The Taoyuan District Prosecutors’ Office last week disclosed a case in which a circuitboard company section head was found to be an illegal Chinese immigrant who for 12 years had been using an assumed identity to live and work in Taiwan.
The 51-year-old man, surnamed Chi (池), in April was found by police officers at a random traffic stop to be using a forged identification card. He has since been deported under deferred prosecution, prosecutors said.
Chi came to Taiwan illegally in 2003 under the pretext of visiting a relative, but with the intent of seeking employment, by paying smugglers 30,000 yuan (US$4,708) for counterfeit papers that stated he had a Taiwanese grandfather, they said.
Upon his arrival, Chi discovered that he could not work without valid identification, so he contacted his sister, who was married to a Taiwanese, who put him in touch with her indebted brother-in-law, surnamed Yeh (葉), they said.
Yeh agreed to let Chi assume his identity on the condition that Chi pay Yeh’s debt to the bank.
Prosecutors said that Chi pasted his photograph onto Yeh’s identification card, applied for a job and was hired by a circuitboard firm in Taoyuan as a clerk with a monthly salary of NT$20,000.

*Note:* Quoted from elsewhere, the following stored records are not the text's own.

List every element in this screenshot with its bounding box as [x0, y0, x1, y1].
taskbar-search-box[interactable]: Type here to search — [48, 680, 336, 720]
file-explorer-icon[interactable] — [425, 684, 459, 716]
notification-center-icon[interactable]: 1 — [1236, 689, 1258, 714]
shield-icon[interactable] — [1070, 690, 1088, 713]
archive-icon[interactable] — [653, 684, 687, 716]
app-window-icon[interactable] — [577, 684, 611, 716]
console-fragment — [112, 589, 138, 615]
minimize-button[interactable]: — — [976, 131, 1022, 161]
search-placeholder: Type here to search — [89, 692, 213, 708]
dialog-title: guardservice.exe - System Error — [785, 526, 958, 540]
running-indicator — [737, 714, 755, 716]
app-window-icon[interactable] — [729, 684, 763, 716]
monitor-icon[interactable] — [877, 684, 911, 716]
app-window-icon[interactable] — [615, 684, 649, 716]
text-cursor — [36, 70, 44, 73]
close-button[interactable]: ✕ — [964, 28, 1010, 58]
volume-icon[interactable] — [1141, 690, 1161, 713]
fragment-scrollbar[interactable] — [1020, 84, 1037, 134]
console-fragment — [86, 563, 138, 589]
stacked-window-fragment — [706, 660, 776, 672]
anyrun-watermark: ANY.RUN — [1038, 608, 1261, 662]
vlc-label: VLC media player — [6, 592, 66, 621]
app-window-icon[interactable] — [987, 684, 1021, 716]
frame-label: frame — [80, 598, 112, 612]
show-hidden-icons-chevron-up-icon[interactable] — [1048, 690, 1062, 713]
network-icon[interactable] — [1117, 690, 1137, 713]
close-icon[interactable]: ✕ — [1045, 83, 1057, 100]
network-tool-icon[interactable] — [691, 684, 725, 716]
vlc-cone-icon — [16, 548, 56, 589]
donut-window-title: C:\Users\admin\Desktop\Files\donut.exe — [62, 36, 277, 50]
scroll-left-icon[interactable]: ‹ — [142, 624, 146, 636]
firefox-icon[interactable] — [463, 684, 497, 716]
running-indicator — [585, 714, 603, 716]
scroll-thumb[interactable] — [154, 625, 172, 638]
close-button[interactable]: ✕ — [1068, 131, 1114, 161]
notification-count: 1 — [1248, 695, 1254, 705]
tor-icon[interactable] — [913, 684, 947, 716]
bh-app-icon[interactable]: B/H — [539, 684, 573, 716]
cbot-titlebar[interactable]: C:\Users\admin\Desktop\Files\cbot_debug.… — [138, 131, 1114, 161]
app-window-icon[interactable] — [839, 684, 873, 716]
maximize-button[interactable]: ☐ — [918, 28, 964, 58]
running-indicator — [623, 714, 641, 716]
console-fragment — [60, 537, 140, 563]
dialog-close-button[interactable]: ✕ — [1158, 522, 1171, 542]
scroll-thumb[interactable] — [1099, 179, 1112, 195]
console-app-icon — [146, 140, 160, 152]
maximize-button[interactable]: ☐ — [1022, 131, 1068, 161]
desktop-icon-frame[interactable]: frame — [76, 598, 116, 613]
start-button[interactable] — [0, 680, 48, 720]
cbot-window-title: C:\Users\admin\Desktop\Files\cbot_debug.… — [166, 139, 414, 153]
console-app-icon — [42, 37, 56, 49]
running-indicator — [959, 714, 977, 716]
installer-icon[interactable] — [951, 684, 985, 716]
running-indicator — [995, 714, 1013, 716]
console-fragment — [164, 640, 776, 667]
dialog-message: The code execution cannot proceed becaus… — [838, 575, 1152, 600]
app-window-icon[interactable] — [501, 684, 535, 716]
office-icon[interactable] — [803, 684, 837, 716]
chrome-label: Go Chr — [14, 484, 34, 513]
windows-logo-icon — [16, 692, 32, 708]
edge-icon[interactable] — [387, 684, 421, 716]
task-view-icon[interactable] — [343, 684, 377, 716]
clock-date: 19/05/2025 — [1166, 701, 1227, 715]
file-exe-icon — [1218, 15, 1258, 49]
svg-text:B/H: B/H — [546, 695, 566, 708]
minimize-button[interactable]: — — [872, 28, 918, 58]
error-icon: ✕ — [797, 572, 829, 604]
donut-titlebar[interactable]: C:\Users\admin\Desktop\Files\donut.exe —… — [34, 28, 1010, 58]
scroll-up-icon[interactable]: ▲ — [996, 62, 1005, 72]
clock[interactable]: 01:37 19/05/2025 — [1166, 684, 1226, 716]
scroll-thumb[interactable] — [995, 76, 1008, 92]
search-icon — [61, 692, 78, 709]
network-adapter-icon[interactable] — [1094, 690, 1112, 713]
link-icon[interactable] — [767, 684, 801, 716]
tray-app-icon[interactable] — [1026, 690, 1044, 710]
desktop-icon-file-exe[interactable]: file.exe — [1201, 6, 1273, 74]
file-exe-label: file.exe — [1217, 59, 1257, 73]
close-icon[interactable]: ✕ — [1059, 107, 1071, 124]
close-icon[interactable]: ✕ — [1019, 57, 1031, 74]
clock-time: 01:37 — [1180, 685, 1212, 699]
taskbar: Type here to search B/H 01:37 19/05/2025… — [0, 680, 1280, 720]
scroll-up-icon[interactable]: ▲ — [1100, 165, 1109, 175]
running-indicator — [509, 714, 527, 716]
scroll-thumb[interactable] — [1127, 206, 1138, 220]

Chi avoided suspicion about his accent by telling his colleagues that he was from the outlying island of Matsu. At the time of his arrest in April, Chi was in charge of 20 employees and had a monthly salary of NT$40,000, they said, adding that Chi’s success came at great personal cost, as his wife in China had ended their marriage and Chi was unable to visit his father before he passed away.